Renow resists references to the healthy aspect of PopCorners, indicating that studies suggest consumers too often associate “healthy” with certain blandness of taste. “We prefer ‘Better for You,’ because we want consumers to know they don’t have to give-up on experiencing something that tastes savory… is just as tangy, salty or sweetly flavored just as one wants when having a snack. Our thought process was to evolve popcorn and not lose its flavor, but still produce something that is better to eat,” he says. Renow adds that the variety of flavor profiles allow PopCorners to be perfectly adapted for other epicurean indulgences. For instance, Renow enjoys noshing caramel PopCorners with his morning coffee. He says other flavors go well with sandwiches, or soup, as they are “perfect for dipping.”

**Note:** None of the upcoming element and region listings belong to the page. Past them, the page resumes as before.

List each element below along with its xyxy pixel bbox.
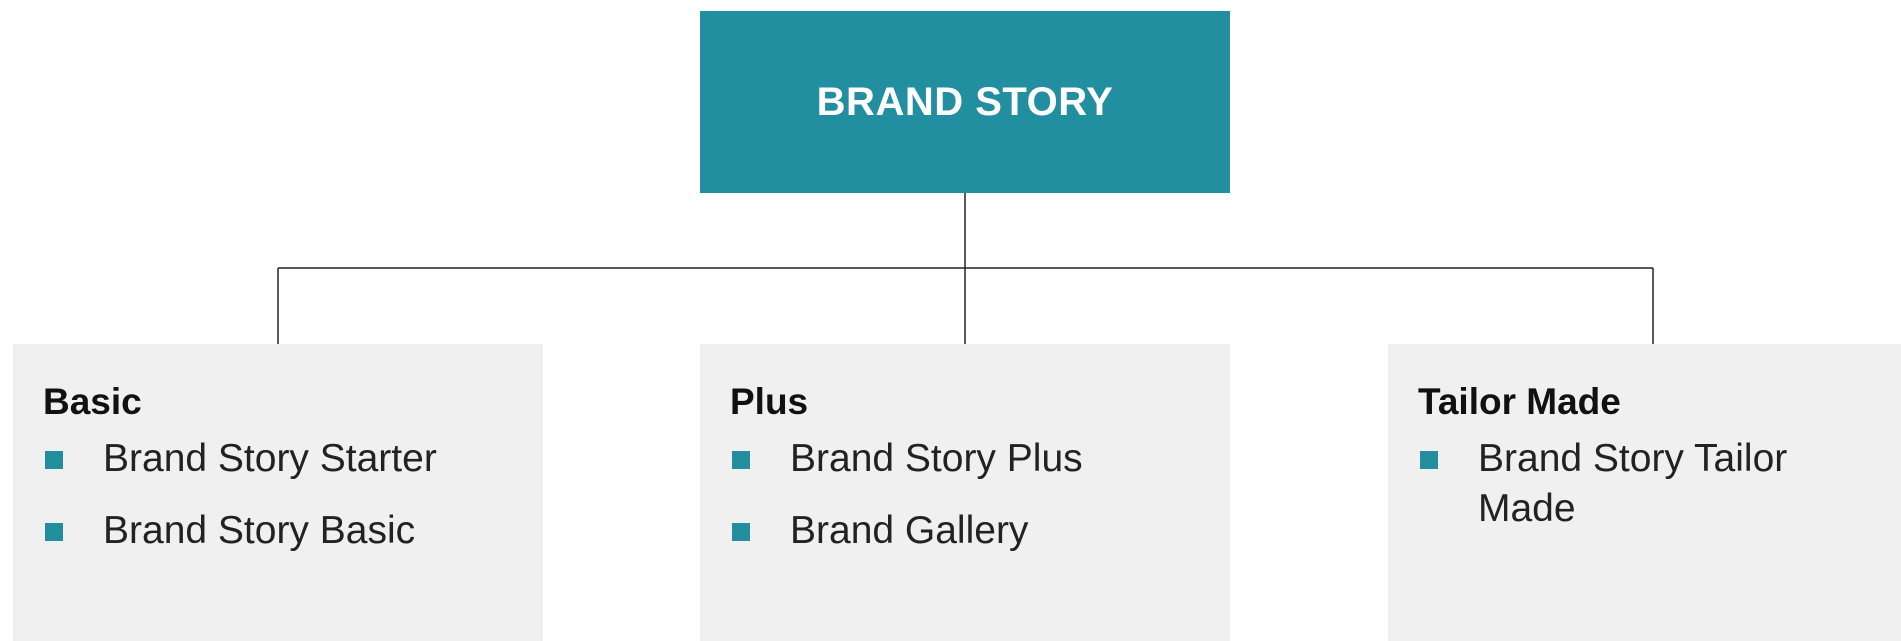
list-item: Brand Story Plus [730, 434, 1200, 484]
child-node-title: Plus [730, 381, 809, 422]
list-item-label: Brand Story Tailor Made [1478, 437, 1788, 531]
list-item-label: Brand Gallery [790, 509, 1029, 553]
square-bullet-icon [732, 523, 750, 542]
root-node-title: BRAND STORY [816, 79, 1114, 124]
list-item: Brand Story Tailor Made [1418, 434, 1888, 534]
root-node-brand-story: BRAND STORY [700, 11, 1230, 193]
child-node-title: Tailor Made [1418, 381, 1621, 422]
list-item: Brand Gallery [730, 506, 1200, 556]
child-node-tailor-made: Tailor Made Brand Story Tailor Made [1388, 344, 1901, 641]
child-node-plus: Plus Brand Story Plus Brand Gallery [700, 344, 1230, 641]
list-item: Brand Story Starter [43, 434, 513, 484]
square-bullet-icon [45, 523, 63, 542]
list-item-label: Brand Story Basic [103, 509, 416, 553]
child-node-list: Brand Story Tailor Made [1418, 434, 1888, 534]
list-item-label: Brand Story Plus [790, 437, 1083, 481]
child-node-list: Brand Story Plus Brand Gallery [730, 434, 1200, 556]
child-node-basic: Basic Brand Story Starter Brand Story Ba… [13, 344, 543, 641]
square-bullet-icon [1420, 451, 1438, 470]
list-item: Brand Story Basic [43, 506, 513, 556]
child-node-title: Basic [43, 381, 142, 422]
child-node-list: Brand Story Starter Brand Story Basic [43, 434, 513, 556]
list-item-label: Brand Story Starter [103, 437, 437, 481]
square-bullet-icon [732, 451, 750, 470]
square-bullet-icon [45, 451, 63, 470]
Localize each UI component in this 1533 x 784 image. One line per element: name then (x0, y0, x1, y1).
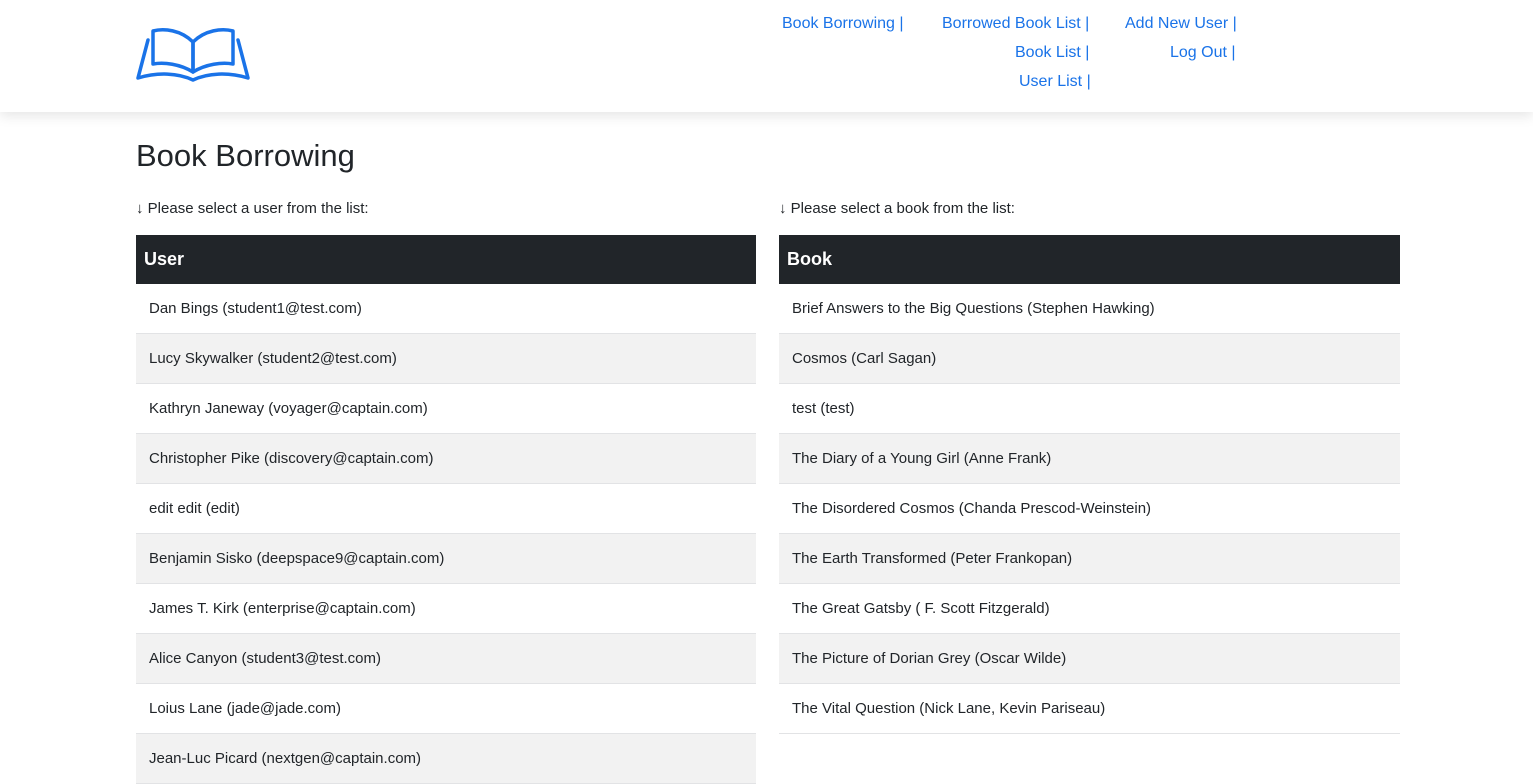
nav-user-list[interactable]: User List | (1019, 72, 1091, 92)
book-row[interactable]: The Vital Question (Nick Lane, Kevin Par… (779, 684, 1400, 734)
book-row[interactable]: Cosmos (Carl Sagan) (779, 334, 1400, 384)
user-table-header: User (136, 235, 756, 284)
page-title: Book Borrowing (136, 138, 355, 173)
user-row[interactable]: Kathryn Janeway (voyager@captain.com) (136, 384, 756, 434)
nav-log-out[interactable]: Log Out | (1170, 43, 1236, 63)
user-table: User Dan Bings (student1@test.com) Lucy S… (136, 235, 756, 784)
user-row[interactable]: Christopher Pike (discovery@captain.com) (136, 434, 756, 484)
book-row[interactable]: The Picture of Dorian Grey (Oscar Wilde) (779, 634, 1400, 684)
user-row[interactable]: Dan Bings (student1@test.com) (136, 284, 756, 334)
user-row[interactable]: Jean-Luc Picard (nextgen@captain.com) (136, 734, 756, 784)
nav-book-list[interactable]: Book List | (1015, 43, 1089, 63)
book-table: Book Brief Answers to the Big Questions … (779, 235, 1400, 734)
user-row[interactable]: Benjamin Sisko (deepspace9@captain.com) (136, 534, 756, 584)
main-content: Book Borrowing ↓ Please select a user fr… (0, 112, 1533, 784)
user-row[interactable]: Loius Lane (jade@jade.com) (136, 684, 756, 734)
book-row[interactable]: The Great Gatsby ( F. Scott Fitzgerald) (779, 584, 1400, 634)
book-row[interactable]: Brief Answers to the Big Questions (Step… (779, 284, 1400, 334)
site-header: Book Borrowing | Borrowed Book List | Ad… (0, 0, 1533, 112)
user-row[interactable]: James T. Kirk (enterprise@captain.com) (136, 584, 756, 634)
book-row[interactable]: The Diary of a Young Girl (Anne Frank) (779, 434, 1400, 484)
book-row[interactable]: test (test) (779, 384, 1400, 434)
book-row[interactable]: The Disordered Cosmos (Chanda Prescod-We… (779, 484, 1400, 534)
nav-add-new-user[interactable]: Add New User | (1125, 14, 1237, 34)
nav-book-borrowing[interactable]: Book Borrowing | (782, 14, 904, 34)
book-list: Brief Answers to the Big Questions (Step… (779, 284, 1400, 734)
book-instruction: ↓ Please select a book from the list: (779, 200, 1015, 217)
user-row[interactable]: edit edit (edit) (136, 484, 756, 534)
book-row[interactable]: The Earth Transformed (Peter Frankopan) (779, 534, 1400, 584)
book-table-header: Book (779, 235, 1400, 284)
user-row[interactable]: Alice Canyon (student3@test.com) (136, 634, 756, 684)
user-row[interactable]: Lucy Skywalker (student2@test.com) (136, 334, 756, 384)
nav-borrowed-book-list[interactable]: Borrowed Book List | (942, 14, 1089, 34)
open-book-logo-icon[interactable] (136, 26, 250, 84)
user-instruction: ↓ Please select a user from the list: (136, 200, 369, 217)
user-list: Dan Bings (student1@test.com) Lucy Skywal… (136, 284, 756, 784)
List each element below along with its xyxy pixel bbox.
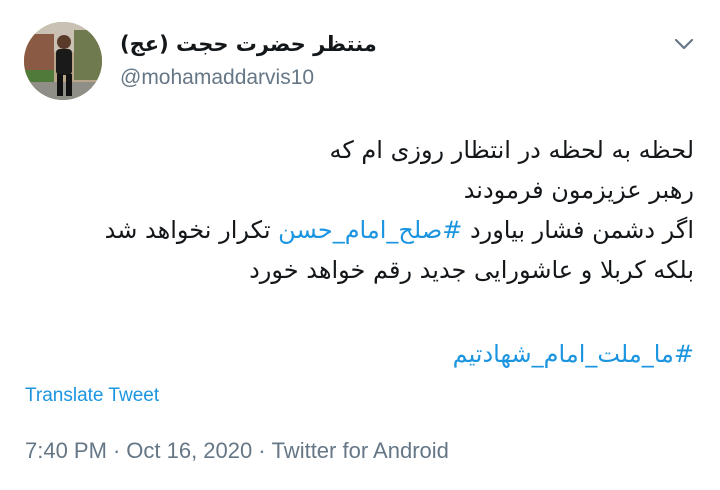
tweet-line-3-start: اگر دشمن فشار بیاورد <box>462 216 694 244</box>
tweet-text: لحظه به لحظه در انتظار روزی ام که رهبر ع… <box>30 130 694 290</box>
tweet-date[interactable]: Oct 16, 2020 <box>126 438 252 463</box>
tweet-source[interactable]: Twitter for Android <box>272 438 449 463</box>
tweet-line-3: اگر دشمن فشار بیاورد #صلح_امام_حسن تکرار… <box>30 210 694 250</box>
tweet-line-1: لحظه به لحظه در انتظار روزی ام که <box>329 136 695 164</box>
tweet-time[interactable]: 7:40 PM <box>25 438 107 463</box>
meta-separator: · <box>112 438 121 463</box>
avatar[interactable] <box>24 22 102 100</box>
hashtag-line: #ما_ملت_امام_شهادتیم <box>30 334 694 374</box>
tweet-line-3-end: تکرار نخواهد شد <box>104 216 279 244</box>
hashtag-link[interactable]: #صلح_امام_حسن <box>278 216 462 244</box>
chevron-down-icon[interactable] <box>672 36 696 52</box>
avatar-photo <box>24 22 102 100</box>
hashtag-link-2[interactable]: #ما_ملت_امام_شهادتیم <box>453 340 694 368</box>
translate-tweet-link[interactable]: Translate Tweet <box>25 385 159 407</box>
display-name[interactable]: منتظر حضرت حجت (عج) <box>120 32 377 56</box>
user-handle[interactable]: @mohamaddarvis10 <box>120 66 314 90</box>
tweet-meta: 7:40 PM · Oct 16, 2020 · Twitter for Android <box>25 438 449 464</box>
meta-separator-2: · <box>258 438 266 463</box>
tweet-line-2: رهبر عزیزمون فرمودند <box>463 176 694 204</box>
tweet-line-4: بلکه کربلا و عاشورایی جدید رقم خواهد خور… <box>249 256 694 284</box>
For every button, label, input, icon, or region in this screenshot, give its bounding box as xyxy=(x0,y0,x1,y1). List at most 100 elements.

PopCorners have been proven to be particularly pleasing to passengers of JetBlue Airlines. In early product trials, PopCorners were distributed during JetBlue flights and has since become the most requested product on the airline. PopCorners also captured acclaim during a recent food tradeshow in California. With bringing some 24,000 bags of PopCorners to that event, Renow notes that within 2 ½ days the product was completely consumed.
Since its first commercial launch less than two year ago, PopCorners has emerged as a product carried by major retailers, such as HEB, Wegmans, Market Basket, Ralph’, Shoprite, Costco’s, BJ’s Wholesale Club and Sam’s Club. This penetration has not been limited to the U.S. market as PopCorners is now exported to 42 countries, including Canada, Mexico, Australia, Brazil, Japan and South Africa. Over the last year, revenues have grown by more than 300 percent with surprisingly little reliance on the typical national advertising strategies companies deploy. PopCorners have enjoyed particular popularity on social media platforms where product reviews and YouTube Videos by consumers can be readily found.
PopCorners has additionally generated widespread appeal from guerilla marketing donations to numerous charities, including hospitals treating children with Celiac Disease, an autoimmune disorder that affects functioning of the small intestine. As PopCorners are gluten-free, they can be safely consumed (and digested) by anyone afflicted with Celiac. Renow says the company will typically receive hundreds of emails every month with more than 70 percent coming from consumers who rave about how much they enjoy PopCorners, but he especially appreciates the letters from parents and children expressing gratitude for creating a product that adheres to their dietary requirements.
The lion-share of the other email is coming from consumers demanding more product placement in their local stores, and rest assured, Renow says PopCorners is working to expand its presence. Renow added that this growth has led to the ever growing challenge of keeping up with demand, which he notes is being addressed daily with considerations for increased production.
Given the current sales trends, Renow projects annual sales within the next few years to exceed $100 million, and given PopCorner’s popularity, his enthusiasm is unlikely to be burst-away as easily as a corn kernel.
By developing new flavor profiles and new structural styles, while maintaining the taste and ingredients that make consumers smile, look to PopCorners to increasingly pop-up throughout the corners of the snack-loving world.